Wayne State University Professor of Law Brad Roth is winning praise at home and around the world. He recently was awarded a prestigious WSU Board of Governors Faculty Recognition Award for 2013.
And in Taiwan recently, Roth of Detroit drew on his work on recognition of states and governments to wade into one of the most sensitive legal disputes in Asia.

The professor, who teaches at the university’s Law School and for the Department of Political Science, was cited by the board for his “superlative record of research since joining WSU in 1997.” The book that earned him the award, one of just five conferred this year, is Sovereign Equality and Moral Disagreement: Premises of a Pluralist International Legal Order (Oxford University Press, 2011).

The book has been critically acclaimed since its publication. Professor of Law Gregory Fox, director of the Program for International Legal Studies at Wayne Law, called the book “a major event in the field.”
The book argues that in a politically diverse international community, notions of sovereignty still should have a place. International law and foreign countries should respect the rights and immunities of states with differing governmental systems, and outsiders shouldn’t be broadly licensed to impose solutions to internal conflicts, Roth argues.

Reviews of the book have included:

• “A brilliant piece of work that will be required reading for international lawyers” – David Caron, president, American Society of International Law.

• “Pioneering work in international legal theory” – Mark Osiel, Aliber Family Chair of Law, The University of Iowa College of Law.

• “A convincing reminder that we must work towards an international legal order that will serve the world we have, rather than the world as we wish it was” – Hannah Woolaver, University of Cape Town.

The book’s impact has further boosted Roth’s standing in his field. He serves as one of three American Branch representatives on the International Law Association’s Committee on Recognition/Non-Recognition of States and Governments. He has lectured on the book and related topics around the world, including at the University of Oxford in the United Kingdom, University of Amsterdam in the Netherlands, Carleton University and McGill University in Canada, and Goethe University of Frankfurt in Germany.

Most recently, Roth led discussions and gave presentations at three events last month in Taipei, Taiwan. He presented “Parsing ‘Mutual Non-Recognition and Mutual Non-Denial’: An International Law Perspective on Taipei’s Current Framework for Cross-Strait Relations” at the 2013 International Law Association-American Society of International Asia-Pacific Research Forum; led a discussion on Taiwan’s status in international law at a Taiwan ThinkTank forum; and gave a talk on the 2011 book at National Taiwan University with Professor Timothy Webster from Case Western Reserve University School of Law.

“Brad is equally at home discussing theories of international society and real-world problems facing international law,” Fox said. “Very few scholars have that breadth of knowledge and interests.”

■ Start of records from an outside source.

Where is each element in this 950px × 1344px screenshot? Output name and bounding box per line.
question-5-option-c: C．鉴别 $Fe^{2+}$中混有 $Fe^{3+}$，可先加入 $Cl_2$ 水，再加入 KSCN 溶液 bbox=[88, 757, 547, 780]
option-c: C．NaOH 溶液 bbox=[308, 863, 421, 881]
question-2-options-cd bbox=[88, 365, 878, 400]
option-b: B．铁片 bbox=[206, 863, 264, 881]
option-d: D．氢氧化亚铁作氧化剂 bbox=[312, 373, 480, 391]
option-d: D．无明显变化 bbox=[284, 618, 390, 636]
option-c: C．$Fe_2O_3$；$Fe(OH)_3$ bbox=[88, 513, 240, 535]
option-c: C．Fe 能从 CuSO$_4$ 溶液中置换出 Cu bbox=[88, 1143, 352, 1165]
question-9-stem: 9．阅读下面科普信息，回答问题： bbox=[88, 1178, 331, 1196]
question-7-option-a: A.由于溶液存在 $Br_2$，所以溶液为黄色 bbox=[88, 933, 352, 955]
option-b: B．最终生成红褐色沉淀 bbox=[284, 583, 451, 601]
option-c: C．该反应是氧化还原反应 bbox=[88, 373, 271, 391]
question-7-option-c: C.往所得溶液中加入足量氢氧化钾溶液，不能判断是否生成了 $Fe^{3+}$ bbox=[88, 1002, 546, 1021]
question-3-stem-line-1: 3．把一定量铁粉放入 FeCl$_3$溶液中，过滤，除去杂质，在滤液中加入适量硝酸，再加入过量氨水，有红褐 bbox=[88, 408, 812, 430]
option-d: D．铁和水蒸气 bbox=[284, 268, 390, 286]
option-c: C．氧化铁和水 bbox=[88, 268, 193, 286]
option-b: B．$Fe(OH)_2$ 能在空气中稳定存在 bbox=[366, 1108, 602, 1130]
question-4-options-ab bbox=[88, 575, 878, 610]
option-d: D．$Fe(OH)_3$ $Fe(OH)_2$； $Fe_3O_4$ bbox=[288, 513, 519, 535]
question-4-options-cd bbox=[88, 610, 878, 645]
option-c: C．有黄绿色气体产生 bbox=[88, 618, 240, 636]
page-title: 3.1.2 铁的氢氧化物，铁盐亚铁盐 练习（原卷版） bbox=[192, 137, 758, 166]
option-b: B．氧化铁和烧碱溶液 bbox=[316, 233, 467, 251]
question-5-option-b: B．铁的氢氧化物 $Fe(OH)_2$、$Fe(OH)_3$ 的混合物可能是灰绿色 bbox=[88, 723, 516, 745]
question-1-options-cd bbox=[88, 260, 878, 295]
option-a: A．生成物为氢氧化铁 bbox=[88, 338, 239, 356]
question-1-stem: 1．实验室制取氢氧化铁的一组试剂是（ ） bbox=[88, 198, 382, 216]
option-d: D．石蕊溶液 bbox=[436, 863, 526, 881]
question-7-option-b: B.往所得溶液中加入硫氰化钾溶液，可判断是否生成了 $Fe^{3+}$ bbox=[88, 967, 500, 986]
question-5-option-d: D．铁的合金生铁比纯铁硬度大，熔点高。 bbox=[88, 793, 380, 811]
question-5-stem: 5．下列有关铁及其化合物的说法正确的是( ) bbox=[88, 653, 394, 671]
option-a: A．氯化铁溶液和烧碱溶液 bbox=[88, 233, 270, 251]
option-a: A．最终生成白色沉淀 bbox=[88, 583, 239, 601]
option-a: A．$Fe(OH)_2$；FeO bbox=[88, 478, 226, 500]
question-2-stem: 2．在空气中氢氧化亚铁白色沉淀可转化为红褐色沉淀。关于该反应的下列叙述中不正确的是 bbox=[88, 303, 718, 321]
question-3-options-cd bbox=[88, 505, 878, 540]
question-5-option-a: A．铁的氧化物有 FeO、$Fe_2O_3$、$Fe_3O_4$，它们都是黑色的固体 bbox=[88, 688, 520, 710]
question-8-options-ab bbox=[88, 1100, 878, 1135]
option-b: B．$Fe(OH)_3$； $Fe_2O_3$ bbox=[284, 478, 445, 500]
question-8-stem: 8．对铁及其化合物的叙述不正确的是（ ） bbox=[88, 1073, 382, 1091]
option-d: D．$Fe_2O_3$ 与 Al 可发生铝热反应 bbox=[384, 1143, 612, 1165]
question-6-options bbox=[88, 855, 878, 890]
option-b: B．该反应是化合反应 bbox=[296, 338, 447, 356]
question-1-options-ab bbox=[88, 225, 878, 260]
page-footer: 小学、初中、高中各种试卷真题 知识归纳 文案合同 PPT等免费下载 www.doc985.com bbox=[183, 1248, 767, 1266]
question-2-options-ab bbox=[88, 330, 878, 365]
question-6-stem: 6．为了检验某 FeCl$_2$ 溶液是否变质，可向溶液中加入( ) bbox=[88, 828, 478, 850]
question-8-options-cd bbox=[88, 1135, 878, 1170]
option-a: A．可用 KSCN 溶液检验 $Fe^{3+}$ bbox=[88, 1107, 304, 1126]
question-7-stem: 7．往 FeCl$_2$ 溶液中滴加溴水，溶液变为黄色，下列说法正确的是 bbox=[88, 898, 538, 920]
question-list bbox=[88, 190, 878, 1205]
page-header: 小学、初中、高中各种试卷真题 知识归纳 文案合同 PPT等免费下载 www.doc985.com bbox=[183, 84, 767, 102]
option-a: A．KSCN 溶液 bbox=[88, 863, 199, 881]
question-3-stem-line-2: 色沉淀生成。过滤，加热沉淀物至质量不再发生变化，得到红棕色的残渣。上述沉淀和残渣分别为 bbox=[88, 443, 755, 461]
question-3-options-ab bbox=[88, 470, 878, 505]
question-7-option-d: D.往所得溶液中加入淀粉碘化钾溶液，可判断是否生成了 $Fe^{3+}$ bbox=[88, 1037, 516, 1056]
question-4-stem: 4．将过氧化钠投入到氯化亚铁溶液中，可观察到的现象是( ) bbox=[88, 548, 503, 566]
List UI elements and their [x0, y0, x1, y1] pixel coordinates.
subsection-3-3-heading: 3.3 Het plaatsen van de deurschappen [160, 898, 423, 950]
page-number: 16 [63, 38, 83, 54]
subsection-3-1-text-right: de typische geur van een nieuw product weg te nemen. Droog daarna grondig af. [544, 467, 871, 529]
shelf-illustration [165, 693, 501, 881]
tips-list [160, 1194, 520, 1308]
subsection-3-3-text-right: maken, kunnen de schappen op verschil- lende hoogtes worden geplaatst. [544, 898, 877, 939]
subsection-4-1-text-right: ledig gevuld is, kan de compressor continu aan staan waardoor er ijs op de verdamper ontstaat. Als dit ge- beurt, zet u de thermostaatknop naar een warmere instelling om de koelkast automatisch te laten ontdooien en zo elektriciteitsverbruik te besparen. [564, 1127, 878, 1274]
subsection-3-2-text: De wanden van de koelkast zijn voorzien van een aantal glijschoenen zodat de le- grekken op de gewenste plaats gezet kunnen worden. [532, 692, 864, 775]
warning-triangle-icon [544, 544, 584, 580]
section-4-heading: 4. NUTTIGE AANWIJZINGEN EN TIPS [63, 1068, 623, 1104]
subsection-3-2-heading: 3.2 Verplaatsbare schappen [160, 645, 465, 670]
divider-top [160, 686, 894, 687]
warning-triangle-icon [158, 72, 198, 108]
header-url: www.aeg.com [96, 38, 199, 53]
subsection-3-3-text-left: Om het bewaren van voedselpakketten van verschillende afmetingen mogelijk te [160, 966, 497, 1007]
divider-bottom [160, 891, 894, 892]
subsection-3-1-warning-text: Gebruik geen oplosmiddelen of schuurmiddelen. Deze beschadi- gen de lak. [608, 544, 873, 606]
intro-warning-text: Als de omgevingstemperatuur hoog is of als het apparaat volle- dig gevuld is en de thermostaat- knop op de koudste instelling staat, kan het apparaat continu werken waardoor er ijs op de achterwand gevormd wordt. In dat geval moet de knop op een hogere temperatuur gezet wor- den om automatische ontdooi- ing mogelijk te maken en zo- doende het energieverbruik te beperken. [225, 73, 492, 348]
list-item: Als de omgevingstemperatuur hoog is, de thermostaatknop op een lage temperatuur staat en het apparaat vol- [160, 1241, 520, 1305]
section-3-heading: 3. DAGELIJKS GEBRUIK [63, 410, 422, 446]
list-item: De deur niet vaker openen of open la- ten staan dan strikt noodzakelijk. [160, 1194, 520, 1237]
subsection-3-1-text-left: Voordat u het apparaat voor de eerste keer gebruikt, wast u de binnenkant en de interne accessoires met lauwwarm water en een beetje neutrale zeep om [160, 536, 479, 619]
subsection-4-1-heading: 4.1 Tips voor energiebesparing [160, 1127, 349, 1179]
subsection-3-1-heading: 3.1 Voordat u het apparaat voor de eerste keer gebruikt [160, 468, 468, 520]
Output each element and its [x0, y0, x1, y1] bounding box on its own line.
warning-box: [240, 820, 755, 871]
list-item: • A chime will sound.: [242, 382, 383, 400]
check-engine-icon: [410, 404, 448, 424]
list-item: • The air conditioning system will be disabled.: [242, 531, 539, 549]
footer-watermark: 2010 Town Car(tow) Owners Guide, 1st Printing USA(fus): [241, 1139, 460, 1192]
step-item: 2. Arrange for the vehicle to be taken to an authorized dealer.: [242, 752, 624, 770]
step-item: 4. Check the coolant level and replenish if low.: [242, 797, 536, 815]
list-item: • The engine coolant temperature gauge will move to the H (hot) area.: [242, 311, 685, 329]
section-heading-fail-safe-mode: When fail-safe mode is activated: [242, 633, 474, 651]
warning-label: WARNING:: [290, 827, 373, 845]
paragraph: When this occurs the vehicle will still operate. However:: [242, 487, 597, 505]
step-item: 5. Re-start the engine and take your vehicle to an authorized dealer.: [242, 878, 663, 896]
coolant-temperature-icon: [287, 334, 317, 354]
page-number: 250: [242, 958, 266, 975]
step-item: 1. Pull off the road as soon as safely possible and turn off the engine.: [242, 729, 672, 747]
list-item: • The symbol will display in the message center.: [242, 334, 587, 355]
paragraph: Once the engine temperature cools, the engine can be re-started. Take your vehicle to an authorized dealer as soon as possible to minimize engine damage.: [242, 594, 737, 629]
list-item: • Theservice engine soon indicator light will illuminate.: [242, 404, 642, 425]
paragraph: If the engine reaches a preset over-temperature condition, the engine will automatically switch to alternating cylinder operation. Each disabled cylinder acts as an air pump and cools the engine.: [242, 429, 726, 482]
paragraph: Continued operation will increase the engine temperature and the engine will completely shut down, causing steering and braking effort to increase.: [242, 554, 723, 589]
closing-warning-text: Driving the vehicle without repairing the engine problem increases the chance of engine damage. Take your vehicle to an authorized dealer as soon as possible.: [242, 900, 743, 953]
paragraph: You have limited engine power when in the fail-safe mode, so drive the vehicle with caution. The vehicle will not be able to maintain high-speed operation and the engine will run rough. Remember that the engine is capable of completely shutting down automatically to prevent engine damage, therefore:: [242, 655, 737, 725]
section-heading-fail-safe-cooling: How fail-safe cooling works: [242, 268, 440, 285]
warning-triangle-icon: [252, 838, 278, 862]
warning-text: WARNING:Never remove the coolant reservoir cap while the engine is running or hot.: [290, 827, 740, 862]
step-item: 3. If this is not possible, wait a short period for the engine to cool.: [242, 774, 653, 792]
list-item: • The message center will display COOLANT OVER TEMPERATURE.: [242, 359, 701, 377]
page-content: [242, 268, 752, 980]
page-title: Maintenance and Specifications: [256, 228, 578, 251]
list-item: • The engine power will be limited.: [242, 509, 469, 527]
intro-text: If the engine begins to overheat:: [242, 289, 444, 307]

Roth specializes in international law, comparative public law, and political and legal theory. He earned a bachelor of arts from Swarthmore College, a law degree from Harvard Law School, a master of laws from Columbia University School of Law and a doctorate from the University of California at Berkeley. His first book, Governmental Illegitimacy in International Law, also published by Oxford, was awarded a certificate of merit in 1999 by the American Society of International Law.